John Paul illustrates this in discussing “the unity of which Genesis 2:24 speaks ‘they become one flesh’ is undoubtedly expressed and realized in the conjugal act. The biblical formulation, extremely concise and simple, indicates sex, femininity and masculinity, as that characteristic of man ‘male and female’ which permits them, when they become ‘one flesh,’ to submit their whole humanity to the blessing of fertility.”

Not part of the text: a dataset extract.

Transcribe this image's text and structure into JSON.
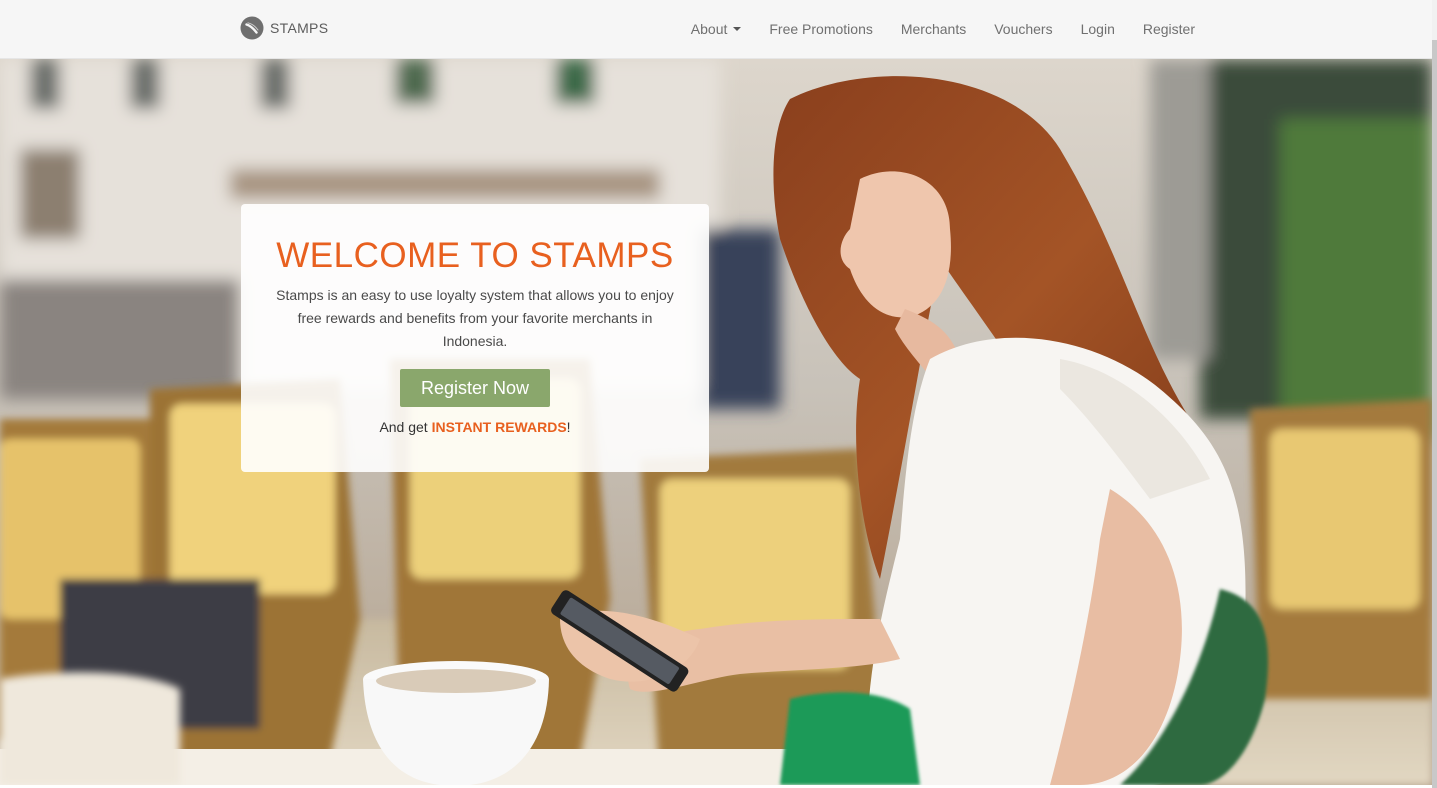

Again, this complementarity in the witness of the bodies is brought home:

The body which expresses femininity [through masculinity and vice versa masculinity through femininity,] manifests the reciprocity and communion of persons. It expresses it by means of the gift as the fundamental characteristic of personal existence. This is the body, a witness to creation as a fundamental gift, and so a witness to Love as the source from which this same giving springs. Masculinity and femininity namely, sex is the original sign of a creative donation and an awareness on the part of man, male-female, of a gift lived in an original way. Such is the meaning with which sex enters the theology of the body (John Paul II, Theology of the Body, 61-62 [January 9, 1980], the bracketed text in this quote is missing from the official English translation, so I have included a translation of the original Italian).

The meaning of the body in marriage reveals an even greater meaning of sex differences for the person. It is a witness of one person's relation to another and the call to a sincere relationship based on a gift of the self, as a communion of persons imaging the Trinitarian Communio Personarum.

Trinitarian Communion, as source and goal for man, has its most perfect corporeal witness through sex in marriage.  The body, through its sex differences, becomes the substrate by which the husband and wife form their irrevocable communion.  St. John Paul repeatedly makes it clear that it is the complementarity of the unique masculine and feminine anatomy which reveals sex's deepest meaning.  This view that the body, in both its structure and its actions, can reveal the deepest meaning of sex difference and its complementarity, is coherent only when one keeps in mind the Pope's presupposition that the soul is the substantial form of the body.

St. John Paul II refers to the relationship among femininity, receptivity and love in a text quoted earlier: “The Bride is loved: it is she who receives love, in order to love in return.”  He states that this phrase has meaning that extends beyond marital spousal relationships. It has a universal meaning that applies to every woman in her relations with all other men and women, regardless of her race, nationality, creed, culture, age, education, spiritual or physical state, marital state, etc.  This is because it has to do with her very femininity, which one can now begin to see is deeply rooted in the person's being.

In the context of Ephesians 5, he associates the feminine primacy in the receptivity of love with what he calls “a special kind of ‘prophetism’ that belongs to women in their femininity.”  An analogous statement can be made about men.  In other words, masculine primacy in an initiating love also marks his relationships with everyone else as his masculinity is rooted in the depths of his being.  In the end, it is the very complementarity of sex differences that establish the framework for interpersonal relationships.  Furthermore, it is the telos, the purpose, of these sex differences which define the sole context for the most intimate communion of persons; namely, fruitful self-giving love.